My first couple of months as Editor in Chief at R&R Magazine have been full of traveling to tradeshows, meetings and of course trainings. All to get me up to par on how things flow at our company, and then having me meet a lot of you, our experts, and see firsthand the many things the restoration, remediation and cleaning industry entails. Aside from the very informative classes that I’ve attended while at the trade shows, one of the most rewarding things has been the great conversations that I’ve had with everyone I’ve met. From those conversations have come business relationships, authentic connections on personal topics such as family, interest outside of the industry etc. This led me to the understanding that one of the most driving factors in the industry is the building of relationships.

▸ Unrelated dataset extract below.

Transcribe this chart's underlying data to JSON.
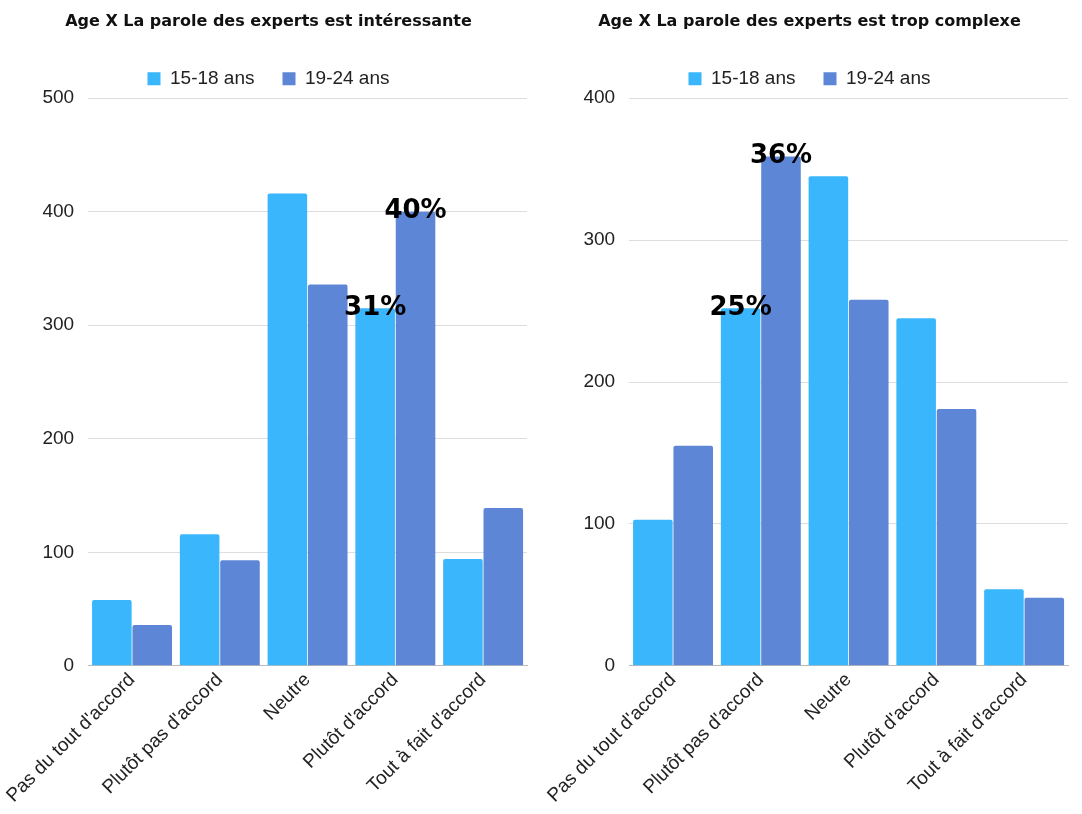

Now of course, the relationship you have with someone is important in every business… but typically, it comes in partnership with someone having to have worked in a field for many years or have years of education. But in the restoration, remediation, and cleaning world, although education can be of immense help, the relationships you build hold precedence. As someone new to the industry, I have come across so many people who have been willing to lend me their expertise if needed, even for the simplest of questions. Not only that, they have been willing to teach me best practices of their specialty in the industry and openly talk about mistakes they have made in the process to building these practices.
The make-up of the professionals in this industry speaks volumes as someone who again is just getting their feet wet in exploring the possibilities of opportunity that is available. I write this note just to acknowledge all of you for your kindness, professionalism and servant leadership and to remind everyone of the importance of building these relationships across different life spectrums. “Who you know, not what you know”, and how you make people feel upon meeting and connecting with you will have someone being willing to give you their spare time, or even go out of their way to help you gain the knowledge needed for a particular job.
Remember this when moving forward in your hiring process, job-seeking process or entrepreneurial process. According to Workforce report The State of Human Connection at Work, employees who have quality relationships with their co-workers are more likely to be engaged and happy at work. But, more than anything the reality is, according to ReviseSociology, most of us are at work more than we are at home. Because of this the workplace becomes like a second home and coworkers an extended family.